Carol Greider, Ph.D. received her bachelor's degree from the University of California at Santa Barbara in 1983 and a Ph.D. in 1987 from the University of California at Berkeley. In 1984, working together with Dr. Elizabeth Blackburn, she discovered telomerase, an enzyme that maintains telomeres, or chromosome ends.  In 1988, Dr. Greider went to Cold Spring Harbor Laboratory where, as an independent Cold Spring Harbor Fellow, she cloned and characterized the RNA component of telomerase.  In 1990, Dr. Greider was appointed as an assistant investigator at Cold Spring Harbor Laboratory, followed later by appointment to Investigator in 1994. She expanded the focus of her telomere research to include the role of telomere length in cellular senescence, cell death and in cancer.  In 1997, Dr.
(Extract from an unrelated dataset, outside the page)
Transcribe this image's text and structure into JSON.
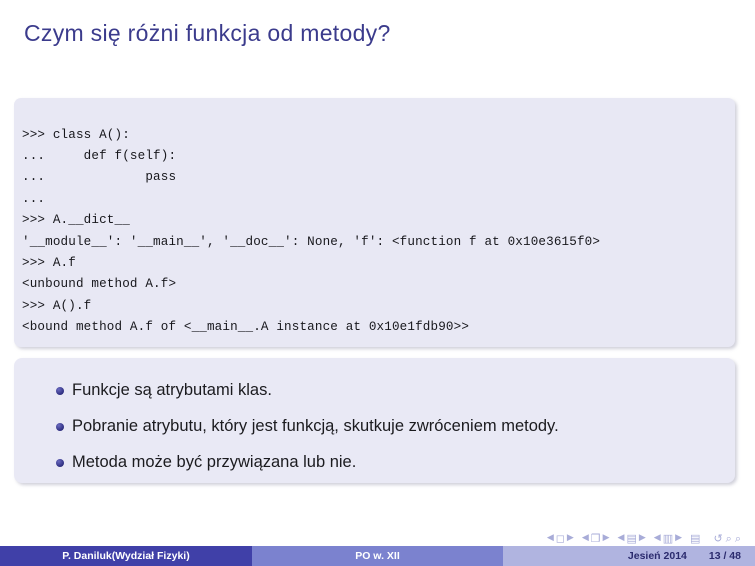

Greider moved her laboratory to the Department of Molecular Biology and Genetics at The Johns Hopkins University School of Medicine.  In 2003 she was appointed as the Daniel Nathans Professor and Director of the Department of Molecular Biology and Genetics.  At Johns Hopkins University, Dr. Greider's group continued to study the biochemistry of telomerase and determined the secondary structure of the human telomerase RNA. In addition she characterized the loss of telomere function in mice, which allowed an understanding of short telomere syndromes in humans such as bone marrow failure, pulmonary fibrosis and other diseases. Dr. Greider shared the Nobel Prize in Physiology or Medicine in 2009 with Drs. Elizabeth Blackburn and Jack Szostak for their work on telomeres and telomerase. Dr. Greider currently directs a group of eight scientists studying both the role of short telomeres in age-related disease and cancer as well as the regulatory mechanism that maintain telomere length.